[L’analisi] Regeni, una patente italiana al generale Al Sisi e la ricerca della verità è finita
Sul caso di Giulio Regeni questo governo è ancora più compromissorio di quello precedente e rilascia al generale Al Sisi una sorta di patente di immunità. La realpolitik prevale sulla verità che non uscirà mai da questo regime, come era evidente sin dall’inizio. Del resto l’Italia aveva il suo dittatore in Gheddafi e nel 2011 lo ha bombardato: perché mai gli altri raìs si dovrebbero fidare di noi?
In poche parole su questa vicenda, dopo la visita di Di Maio, sembra che cada una pietra tombale: il caso sul piano umano e giudiziario è ovviamente ancora aperto ma su quello politico internazionale si tratta di una vicenda finita.
Era quello che in fondo si voleva. Al di là delle dichiarazioni speculative per fini politici interni, anche nel governo Gentiloni le posizioni erano diverse perché si percepiva che la rottura con l’Egitto non era possibile che durasse all’infinito, come dimostra del resto il ritorno nel 2017 dell’ambasciatore italiano al Cairo. L’Egitto è un Paese chiave per la stabilizzazione della Libia e sostiene il generale Khalifa Haftar, appoggiato dalla Francia, dalla Russia, dagli Emirati. Il Cairo si gioca una partita chiave in Cireanica per due motivi: vuole avere una sorta di fascia di sicurezza in Libia ed è decisamente contrario al governo di Fayez Sarraj a Tripoli, tenuto in piedi essenzialmente da milizie legate ai Fratelli Musulmani e ai salafiti, i nemici del generale Al Sisi e di un fronte internazionale molto ampio.
Ora l’Italia in Libia cerca un difficile riposizionamento. Ha sostenuto il governo di Tripoli, in parte correttamente perché riconosciuto dalla comunità internazionale, ma ormai si è accorta che nessuno lo appoggia realmente proprio per la presenza degli islamisti. Nei giorni scorsi si è avuta con l’ennesima rivolta delle milizie e la prova che Sarraj è assai fragile: in un anno si saranno stati almeno una decina di episodi del genere, seguiti per altro da tregue precarie. Roma deve quindi arrivare a un altro compromesso, dopo quello raggiunto con Al Sisi, anche con il generale Haftar che controlla i terminali per l’esportazione di petrolio ed è l’uomo che ambisce alla presidenza di tutta la Libia.

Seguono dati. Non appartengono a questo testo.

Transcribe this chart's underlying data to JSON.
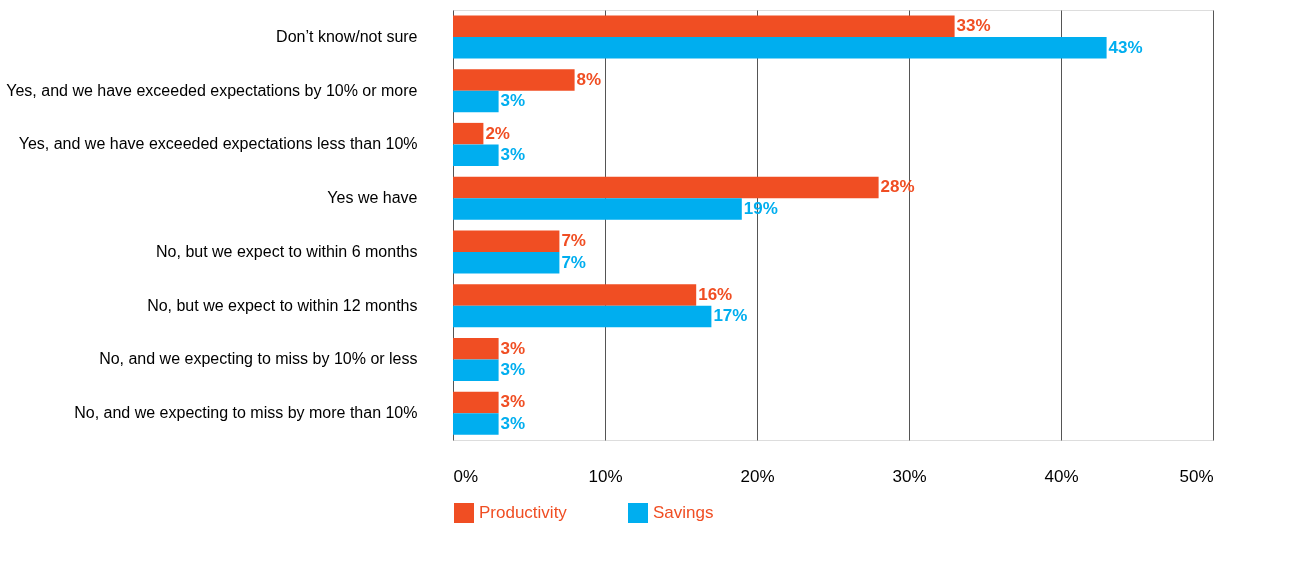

L’Italia reclama da sempre una posizione di preminenza sulla Libia ma l’ha persa tragicamente nel 2011 con i bombardamenti su Gheddafi, il suo principale alleato nel Mediterraneo: se non si fosse unita ai raid della Nato oggi la situazione sarebbe forse differente. Rimediare agli errori in politica estera non è facile quando si perde credibilità.
Sia questo governo che quelli precedenti hanno chiesto agli Stati Uniti una sorta di “investitura” per guidare la stabilizzazione libica: a parole ci è stata data ma nei fatti è stata la Francia a menare le danze. La sbandierata conferenza sulla Libia, che dovrebbe svolgersi nei prossimi mesi a Roma, potrebbe risolversi, in un altro flop: per questo adesso si deve fare la pace con Al Sisi e negoziare anche con Haftar. Il caso Regeni rientra in questo quadro.
Le considerazioni dal punto di vista umano sono assai amare: abbiamo la consapevolezza che su Regeni non otterremo né giustizia né verità. Possiamo recriminare quanto vogliamo sulla mancanza di solidarietà internazionale ed europea, sul cinismo degli inglesi e l’opportunismo dei francesi, ma dobbiamo renderci conto che nel 2011 l’Italia ha subito in Libia la più grave sconfitta dal dopoguerra e un’ondata di destabilizzazione che con l’immigrazione ha portato allo sconvolgimento del quadro politico interno.
In questo senso l’Italia è il Paese non arabo che ha pagato di più le primavere arabe e adesso si profila anche una profonda crisi con l’Unione europea. Certo non è come alleati come l’Ungheria che andremo lontano nel proteggere i nostri interessi: ha un’aviazione con 14 cacciabombardieri e metà non si alzano in volo. Ma forse preferiamo l’operetta cantata da tenori leggeri. Le tragedie come quella di Regeni non fanno per noi.